Now that MindCandy is out the door, I’ve had time to return to some of my more favorite pastimes, like retrocomputing. Perodically the topic of conversation in a retrocomputing forum turns inward as people ask: Why do we collect old computers? Why dedicate space, power, and time to restoring and using slow, impractical machines when better ones exist? I think the question can be expanded to all collectors: Why does anyone collect anything? Why go through the trouble of gathering up material items? Why do we assign personal value to inanimate objects, or derive comfort from them?
I think I can sum it up in three words: Fear of death.
Everybody needs a coping mechanism for dealing with the inevitability of death. Social interaction, religion, family, blind ignorance, sex, drugs, and various causes (environmental, human rights) are the most common, but there are people for whom none of those apply. I believe these people turn to anything that gives them comfort, or used to give them comfort. Ventriloquists collect ventriloquist dummies, maybe because they remind the owner of receiving adoration on stage. Housewives collect porcelain dolls to glorify their memories of youth. Christopher Dennis has an extensive collection of Superman memorabilia because the image of Superman is what keeps him alive. But you don’t have to be down on your luck or unhappy to have a collection; just look at Jay Leno or Steve Martin.

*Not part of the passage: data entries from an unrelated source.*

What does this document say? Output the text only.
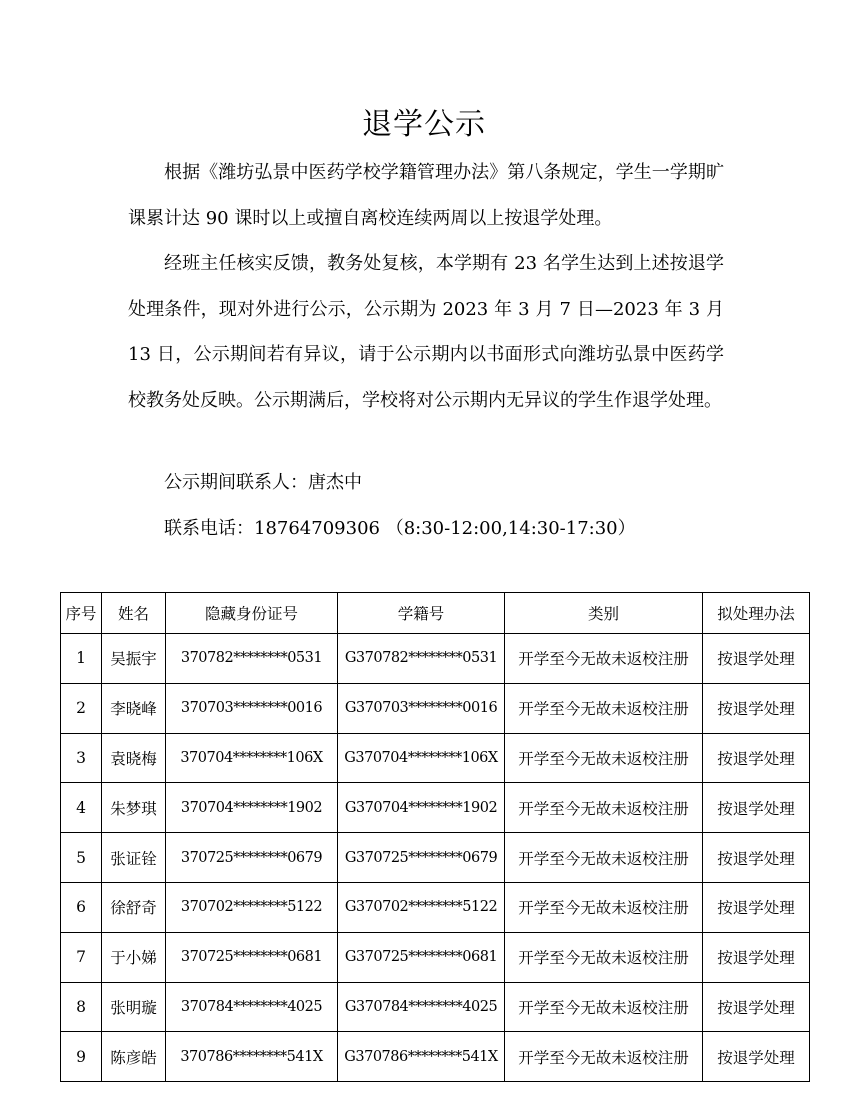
退学公示

根据《潍坊弘景中医药学校学籍管理办法》第八条规定，学生一学期旷课累计达 90 课时以上或擅自离校连续两周以上按退学处理。

经班主任核实反馈，教务处复核，本学期有 23 名学生达到上述按退学处理条件，现对外进行公示，公示期为 2023 年 3 月 7 日—2023 年 3 月 13 日，公示期间若有异议，请于公示期内以书面形式向潍坊弘景中医药学校教务处反映。公示期满后，学校将对公示期内无异议的学生作退学处理。

公示期间联系人：唐杰中

联系电话：18764709306 （8:30-12:00,14:30-17:30）

序号	姓名	隐藏身份证号	学籍号	类别	拟处理办法
1	吴振宇	370782********0531	G370782********0531	开学至今无故未返校注册	按退学处理
2	李晓峰	370703********0016	G370703********0016	开学至今无故未返校注册	按退学处理
3	袁晓梅	370704********106X	G370704********106X	开学至今无故未返校注册	按退学处理
4	朱梦琪	370704********1902	G370704********1902	开学至今无故未返校注册	按退学处理
5	张证铨	370725********0679	G370725********0679	开学至今无故未返校注册	按退学处理
6	徐舒奇	370702********5122	G370702********5122	开学至今无故未返校注册	按退学处理
7	于小娣	370725********0681	G370725********0681	开学至今无故未返校注册	按退学处理
8	张明璇	370784********4025	G370784********4025	开学至今无故未返校注册	按退学处理
9	陈彦皓	370786********541X	G370786********541X	开学至今无故未返校注册	按退学处理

For those who grew up using early computers to better themselves or others, it’s not inconceivable that such objects would give them comfort. I am one of those people, so I have a collection of computers. It is modest by most hard-core retrocomputist standards; I have around 30, and many are duplicates for parts. But I definitely spend otherwise productive time hauling them out, getting them working, running old favorites (or new discoveries) on them, and writing software for them. It reminds me of a time when I was the technological wunderkid, and had control over my environment — you tell a computer to do something, and it actually does it. When I “retrocompute”, I have something pleasant to occupy my thoughts, and I gain a sense of accomplishment and completion.
Some collectors in my hobby look at their crawlspace, storage space, shed, or warehouse and wonder how their collection got so big and how they’ll ever get rid of it. I think the answer is to recognize your collection for what it is: A coping mechanism. It should not have any more value beyond that. Your collection is not a replacement for people. Your collection is not more important than your job, your marriage, or your kids. Once you realize that, you can start letting it go. Maybe only one piece at a time… maybe never all of it completely. But you can let go.